赤黄色の金木犀
風に運ばれた甘い匂いで、昨日の帰りに初めて知った。
会社の入り口と、その近隣には金木犀が植えられているらしい。
そうか、季節は本格的に秋なんだな。
金木犀を話題にすること自体、老けてきた証拠なのだとは思うが、まぁいいじゃない。
「宮崎さんはどこで老後を過ごしたいですか?」
今日の夕方ぐらい。
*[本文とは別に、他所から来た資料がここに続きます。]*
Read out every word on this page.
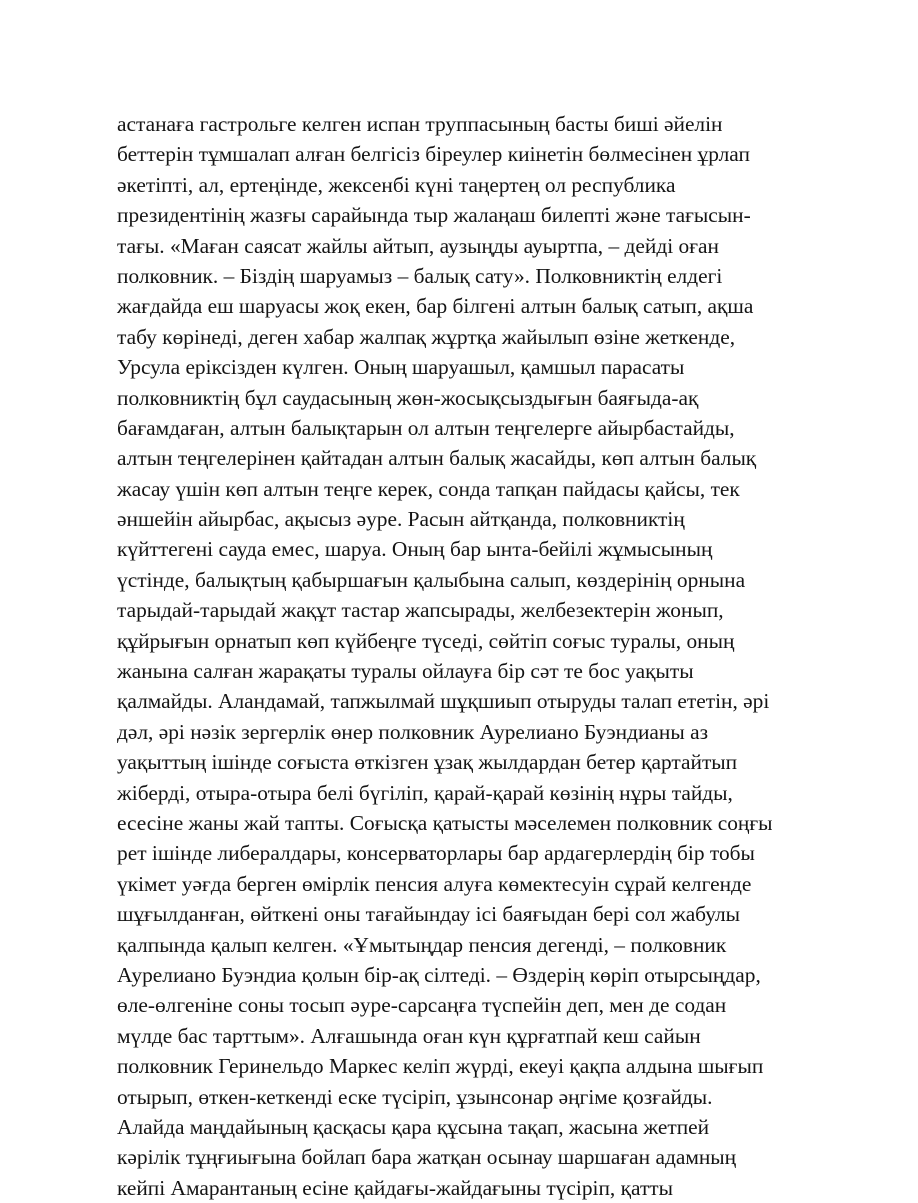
астанаға гастрольге келген испан труппасының басты биші әйелін
беттерін тұмшалап алған белгісіз біреулер киінетін бөлмесінен ұрлап
әкетіпті, ал, ертеңінде, жексенбі күні таңертең ол республика
президентінің жазғы сарайында тыр жалаңаш билепті және тағысын-
тағы. «Маған саясат жайлы айтып, аузыңды ауыртпа, – дейді оған
полковник. – Біздің шаруамыз – балық сату». Полковниктің елдегі
жағдайда еш шаруасы жоқ екен, бар білгені алтын балық сатып, ақша
табу көрінеді, деген хабар жалпақ жұртқа жайылып өзіне жеткенде,
Урсула еріксізден күлген. Оның шаруашыл, қамшыл парасаты
полковниктің бұл саудасының жөн-жосықсыздығын баяғыда-ақ
бағамдаған, алтын балықтарын ол алтын теңгелерге айырбастайды,
алтын теңгелерінен қайтадан алтын балық жасайды, көп алтын балық
жасау үшін көп алтын теңге керек, сонда тапқан пайдасы қайсы, тек
әншейін айырбас, ақысыз әуре. Расын айтқанда, полковниктің
күйттегені сауда емес, шаруа. Оның бар ынта-бейілі жұмысының
үстінде, балықтың қабыршағын қалыбына салып, көздерінің орнына
тарыдай-тарыдай жақұт тастар жапсырады, желбезектерін жонып,
құйрығын орнатып көп күйбеңге түседі, сөйтіп соғыс туралы, оның
жанына салған жарақаты туралы ойлауға бір сәт те бос уақыты
қалмайды. Аландамай, тапжылмай шұқшиып отыруды талап ететін, әрі
дәл, әрі нәзік зергерлік өнер полковник Аурелиано Буэндианы аз
уақыттың ішінде соғыста өткізген ұзақ жылдардан бетер қартайтып
жіберді, отыра-отыра белі бүгіліп, қарай-қарай көзінің нұры тайды,
есесіне жаны жай тапты. Соғысқа қатысты мәселемен полковник соңғы
рет ішінде либералдары, консерваторлары бар ардагерлердің бір тобы
үкімет уәғда берген өмірлік пенсия алуға көмектесуін сұрай келгенде
шұғылданған, өйткені оны тағайындау ісі баяғыдан бері сол жабулы
қалпында қалып келген. «Ұмытыңдар пенсия дегенді, – полковник
Аурелиано Буэндиа қолын бір-ақ сілтеді. – Өздерің көріп отырсыңдар,
өле-өлгеніне соны тосып әуре-сарсаңға түспейін деп, мен де содан
мүлде бас тарттым». Алғашында оған күн құрғатпай кеш сайын
полковник Геринельдо Маркес келіп жүрді, екеуі қақпа алдына шығып
отырып, өткен-кеткенді еске түсіріп, ұзынсонар әңгіме қозғайды.
Алайда маңдайының қасқасы қара құсына тақап, жасына жетпей
кәрілік тұңғиығына бойлап бара жатқан осынау шаршаған адамның
кейпі Амарантаның есіне қайдағы-жайдағыны түсіріп, қатты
会社の先輩である宮崎さんに、こんな老けた質問をしてみた。
「実家の藤沢かなぁ……いや、鎌倉がいい。海が近いし」
「ああ、なるほど。海を見ながら楽しい余生を過ごすってのもオツですねぇ」
すると、「いや、いいよオレ、50ぐらいで死にたいんだ」
人生ホントウに楽しくなるのはそっからだと思うのに、若くしてお亡くなりになるとは残念だ。
短い寿命を楽しむというのもまた人生か。花と一緒だな。昨日知った金木犀の話題を出すと、「キンモクセイの匂いってのがオレ、イマイチわからないんですよー」と返されて、弱った。
それは人生ちょっと損してるな。と僕はそういう風に思った。
金木犀の匂いを知ったなら、もっと長生きしたくなるはずだ。
とはいえ、長生きしてもらうためにトイレの芳香剤を勧めるというのもなんだか気色が悪い。
会社の入り口だけでなく、その隣の民家にはもっとたくさんの金木犀が植えられているという事を宮崎さんに教えた。帰りに意識しながら民家の横を通れば一発でソレとわかるはずだ。
「じゃあ帰りにそこを通って匂いがしたらそれがキンモクセイの香りなのね?」
午後6時になるとそう云い残して、宮崎さんは先にタイムカードを打刻して帰っていった。
金木犀の香りを知らなかった事には驚いたが、良い事を教えてあげた気分で僕は嬉しい。
その数分後には、僕もタイムカードを打刻し、エレベーターの中で宮崎さんの顔を想像した。
その数分前には、民家の横で金木犀の甘い香りを初めて知ったであろう宮崎さんの顔を。
時刻は午後6時を少し過ぎたぐらい。
さっき宮崎さんに教えた通りに、自分も意識しながら金木犀が咲く民家の横を通る。
民家から漂ってきたのは、ダシの効いた煮物の香りだった。